The county medical examiner carried the spoon to a steel counter on which stood an old-fashioned microscope with a squat, matte black body. Hanson deposited a peppercorn of debris onto a glass specimen slide, added a drop of staining solution, then compressed the sample with another slide. He inserted the sample under the microscope lens and made adjustments, talking with his eye glued to the eyepiece.

“My parents bought me this microscope when I was twelve. That was 1963. It was state-of-the-art then. I’ve probably spent more hours looking through this eyepiece than most people have looking at television.”

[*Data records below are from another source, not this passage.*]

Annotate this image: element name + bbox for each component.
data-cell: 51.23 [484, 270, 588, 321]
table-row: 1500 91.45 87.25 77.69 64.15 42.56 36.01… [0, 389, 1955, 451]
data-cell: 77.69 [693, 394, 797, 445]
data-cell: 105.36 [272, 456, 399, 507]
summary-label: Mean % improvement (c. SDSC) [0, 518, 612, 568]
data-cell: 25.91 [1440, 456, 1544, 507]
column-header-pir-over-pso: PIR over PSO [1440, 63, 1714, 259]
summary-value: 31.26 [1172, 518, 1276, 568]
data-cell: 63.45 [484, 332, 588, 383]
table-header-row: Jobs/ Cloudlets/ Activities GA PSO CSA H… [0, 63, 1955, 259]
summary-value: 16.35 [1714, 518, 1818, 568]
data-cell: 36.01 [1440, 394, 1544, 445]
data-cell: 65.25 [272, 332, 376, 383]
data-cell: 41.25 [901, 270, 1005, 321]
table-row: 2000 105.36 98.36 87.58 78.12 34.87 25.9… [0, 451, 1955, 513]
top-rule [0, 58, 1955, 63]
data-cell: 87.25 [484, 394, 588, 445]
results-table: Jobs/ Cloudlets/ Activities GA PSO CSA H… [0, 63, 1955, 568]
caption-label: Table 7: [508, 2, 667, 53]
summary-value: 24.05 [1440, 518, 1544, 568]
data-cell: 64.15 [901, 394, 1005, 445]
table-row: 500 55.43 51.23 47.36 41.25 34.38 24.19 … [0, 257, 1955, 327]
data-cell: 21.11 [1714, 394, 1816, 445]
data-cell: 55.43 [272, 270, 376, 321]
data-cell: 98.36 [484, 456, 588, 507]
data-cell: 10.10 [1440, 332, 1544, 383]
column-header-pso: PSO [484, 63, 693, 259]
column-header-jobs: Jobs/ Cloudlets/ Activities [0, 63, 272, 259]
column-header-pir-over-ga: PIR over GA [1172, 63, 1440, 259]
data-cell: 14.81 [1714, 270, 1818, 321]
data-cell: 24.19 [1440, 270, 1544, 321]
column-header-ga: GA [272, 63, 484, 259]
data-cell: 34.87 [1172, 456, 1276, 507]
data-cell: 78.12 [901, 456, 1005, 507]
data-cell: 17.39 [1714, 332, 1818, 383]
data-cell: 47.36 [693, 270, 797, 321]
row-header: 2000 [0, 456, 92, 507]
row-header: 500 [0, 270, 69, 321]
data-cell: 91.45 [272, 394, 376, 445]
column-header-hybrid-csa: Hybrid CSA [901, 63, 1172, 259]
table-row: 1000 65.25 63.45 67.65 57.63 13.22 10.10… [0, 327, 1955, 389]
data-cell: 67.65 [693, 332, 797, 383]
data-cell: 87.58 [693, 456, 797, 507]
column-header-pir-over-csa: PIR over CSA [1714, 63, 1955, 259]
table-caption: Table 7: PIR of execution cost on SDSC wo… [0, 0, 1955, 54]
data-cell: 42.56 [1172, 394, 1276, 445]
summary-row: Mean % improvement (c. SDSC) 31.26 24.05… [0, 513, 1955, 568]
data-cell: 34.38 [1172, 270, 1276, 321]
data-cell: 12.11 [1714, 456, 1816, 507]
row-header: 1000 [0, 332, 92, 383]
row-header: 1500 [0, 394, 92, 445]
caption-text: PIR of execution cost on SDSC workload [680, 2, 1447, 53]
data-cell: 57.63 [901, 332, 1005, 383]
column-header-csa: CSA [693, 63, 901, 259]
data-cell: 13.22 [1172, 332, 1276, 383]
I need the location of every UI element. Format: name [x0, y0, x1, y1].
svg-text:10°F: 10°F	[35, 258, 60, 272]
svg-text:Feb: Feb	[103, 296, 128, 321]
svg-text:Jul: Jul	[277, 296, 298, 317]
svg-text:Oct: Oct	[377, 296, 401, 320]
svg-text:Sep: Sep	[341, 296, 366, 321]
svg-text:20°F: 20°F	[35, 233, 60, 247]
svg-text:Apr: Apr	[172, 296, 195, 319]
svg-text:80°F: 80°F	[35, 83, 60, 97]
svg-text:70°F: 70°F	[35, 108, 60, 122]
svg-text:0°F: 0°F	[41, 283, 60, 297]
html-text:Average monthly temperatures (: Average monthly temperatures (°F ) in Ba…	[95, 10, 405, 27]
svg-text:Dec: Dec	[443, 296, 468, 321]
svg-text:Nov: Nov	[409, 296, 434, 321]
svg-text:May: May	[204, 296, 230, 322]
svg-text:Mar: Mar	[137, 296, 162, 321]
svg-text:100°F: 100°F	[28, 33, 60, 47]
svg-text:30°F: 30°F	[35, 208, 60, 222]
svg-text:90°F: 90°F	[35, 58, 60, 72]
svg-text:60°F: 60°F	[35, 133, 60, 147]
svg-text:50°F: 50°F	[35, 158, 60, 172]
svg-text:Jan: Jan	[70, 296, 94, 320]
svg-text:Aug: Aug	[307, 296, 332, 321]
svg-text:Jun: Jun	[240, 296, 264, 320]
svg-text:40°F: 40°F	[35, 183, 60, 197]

“What’s your point, Bob? Cut to the chase.”

He ignored her.

“I was fascinated with nature—not just the marquee attractions, the bear and deer and so on, but the world at my feet. Spiders, snakes—that’s why I asked why your son was interested in snakes, ’cause
I was. Insects. Chlorophyll cells in leaves. Whatever I could squish between slides, I looked at with this microscope.”

He glanced up from the lens. “I wanted to be a marine biologist. Naturally, I’d never seen an ocean in my life. But here was Lake Erie practically in the backyard—my dad worked for Dayton Tire—and when I graduated from high school I chose U of M, Michigan, ’cause they had a program in limnology. Dad was a Buckeye to his core; he’s called me a traitor ever since.

“Anyway,” he held up a hand when Martha started to interrupt, “I’m coming to a point here. Limnology is the study of freshwater systems, lakes instead of oceans. I was all set to go on to grad school, but then I had a temporary lapse of sanity. The Vietnam War was coming to a close, and as a child of the sixties I thought I could make more of a difference in the world if I concentrated on helping people instead of writing scholarly papers on the taxonomy of mayflies. I’d already taken all the premed courses and had the grades, so I applied to med school and this part of me”—he patted his chest—“has regretted it ever since.”